Commerzbank says it will pass up any new lending business that has no link to Germany or Poland; Société Générale says it is reviewing a host of products from acquisition finance to export finance in Asia. No wonder the likes of Japan’s MUFG, ANZ of Australia and DBS of Singapore have been pricking up their ears. One bank’s weakness is another bank’s opportunity.
As European lenders seek to reach a 9 per cent core tier one ratio by the European Union’s June deadline, their interests across Asia are looking particularly expendable. Bank for International Settlements data show the total on-balance sheet exposure of continental European banks to Asia is $522bn. That will have to fall. Liability management exercises, adjusting risk-weighted asset models and retaining earnings will go only so far in closing capital deficits. And the bigger the earnings downgrades between now and then, the greater the reliance on deleveraging to plug the gap.

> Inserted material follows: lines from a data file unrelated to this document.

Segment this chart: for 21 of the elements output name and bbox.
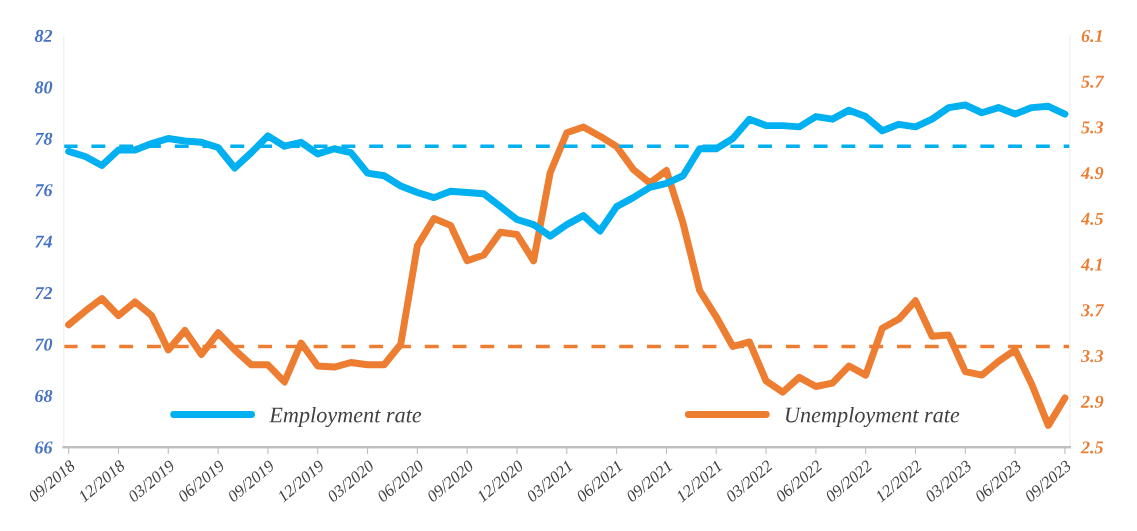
legend-label: Employment rate <box>269 406 422 428</box>
legend-label: Unemployment rate <box>786 406 960 428</box>
y2-tick-label: 2.5 <box>1080 441 1104 454</box>
y2-tick-label: 4.9 <box>1080 167 1104 180</box>
y-tick-label: 70 <box>35 338 53 351</box>
y2-tick-label: 3.3 <box>1080 349 1104 363</box>
y2-tick-label: 4.1 <box>1080 258 1102 271</box>
y-tick-label: 72 <box>35 287 53 300</box>
y-tick-label: 76 <box>35 184 53 197</box>
y-tick-label: 68 <box>35 389 53 403</box>
y2-tick-label: 2.9 <box>1080 395 1104 408</box>
y-tick-label: 82 <box>34 29 53 43</box>
y2-tick-label: 5.7 <box>1081 75 1105 88</box>
y-tick-label: 78 <box>35 132 53 145</box>
y2-tick-label: 4.5 <box>1080 212 1104 225</box>
y-tick-label: 74 <box>35 235 53 248</box>
y-tick-label: 80 <box>34 81 53 94</box>
y2-tick-label: 3.7 <box>1080 304 1105 317</box>
y-tick-label: 66 <box>35 441 53 454</box>
y2-tick-label: 5.3 <box>1081 121 1104 134</box>
y2-tick-label: 6.1 <box>1081 29 1102 43</box>
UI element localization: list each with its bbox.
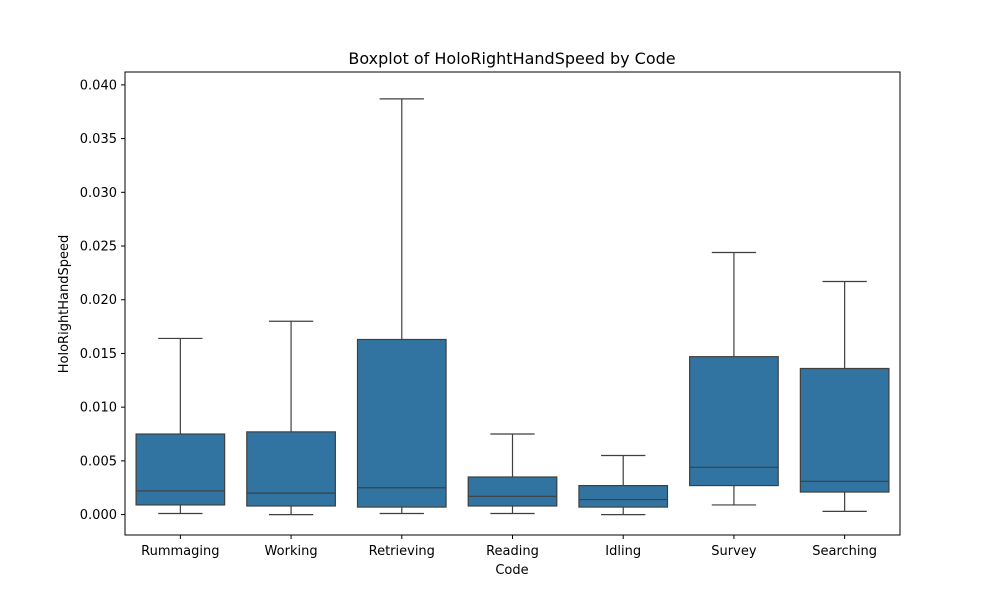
y-tick-label: 0.005 <box>80 454 117 469</box>
y-tick-label: 0.015 <box>80 347 117 362</box>
box-retrieving <box>356 98 447 515</box>
y-tick-label: 0.010 <box>80 401 117 416</box>
y-axis: 0.000 0.005 0.010 0.015 0.020 0.025 0.030 0.035… <box>80 78 125 523</box>
y-axis-label: HoloRightHandSpeed <box>57 235 72 374</box>
x-tick-label: Searching <box>812 544 877 559</box>
box-iqr <box>246 431 336 507</box>
box-iqr <box>578 484 669 508</box>
x-tick-label: Working <box>265 544 318 559</box>
y-tick-label: 0.025 <box>80 240 117 255</box>
x-tick-label: Rummaging <box>141 544 219 559</box>
x-tick-label: Survey <box>711 544 757 559</box>
box-iqr <box>467 476 558 507</box>
box-iqr <box>689 356 779 487</box>
plot-area <box>135 98 890 516</box>
box-survey <box>689 251 779 506</box>
x-tick-label: Reading <box>486 544 539 559</box>
x-tick-label: Idling <box>605 544 641 559</box>
x-tick-label: Retrieving <box>369 544 435 559</box>
box-working <box>246 320 336 516</box>
y-tick-label: 0.000 <box>80 508 117 523</box>
box-rummaging <box>135 337 226 515</box>
y-tick-label: 0.040 <box>80 78 117 93</box>
box-iqr <box>799 367 890 493</box>
box-iqr <box>135 433 226 506</box>
box-reading <box>467 433 558 515</box>
y-tick-label: 0.020 <box>80 293 117 308</box>
box-searching <box>799 280 890 512</box>
box-idling <box>578 454 669 516</box>
chart-title: Boxplot of HoloRightHandSpeed by Code <box>348 49 675 68</box>
y-tick-label: 0.030 <box>80 186 117 201</box>
y-tick-label: 0.035 <box>80 132 117 147</box>
x-axis-label: Code <box>495 563 528 578</box>
x-axis: Rummaging Working Retrieving Reading Idling S… <box>141 535 877 559</box>
box-iqr <box>356 338 447 508</box>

The process will not be painless. The EU has warned retreating banks to “avoid undue pressure on credit extension in host countries.” But in Indonesia, Malaysia, Sri Lanka and the Philippines, claims by European banks amounted to at least a fifth of total local credit outstanding at the end of June. There, as in India and Korea, heavily-indebted companies may struggle to replace bank debt with bonds. As Barclays Capital notes, the most non-financial credit issued into Asian (ex-Japan) bond markets in a single year was $45bn (2010), so substituting even a fraction of the total of $264bn in non-financial loans will not be easy. Meantime, investors should expect more of the type of disclosure on Thursday from Standard Chartered, which said that average balances in its trade finance and cash management businesses were “growing strongly.” As June nears, the greater the likelihood it, and other liquid, cross-border lenders will pick up good assets at bad-asset prices.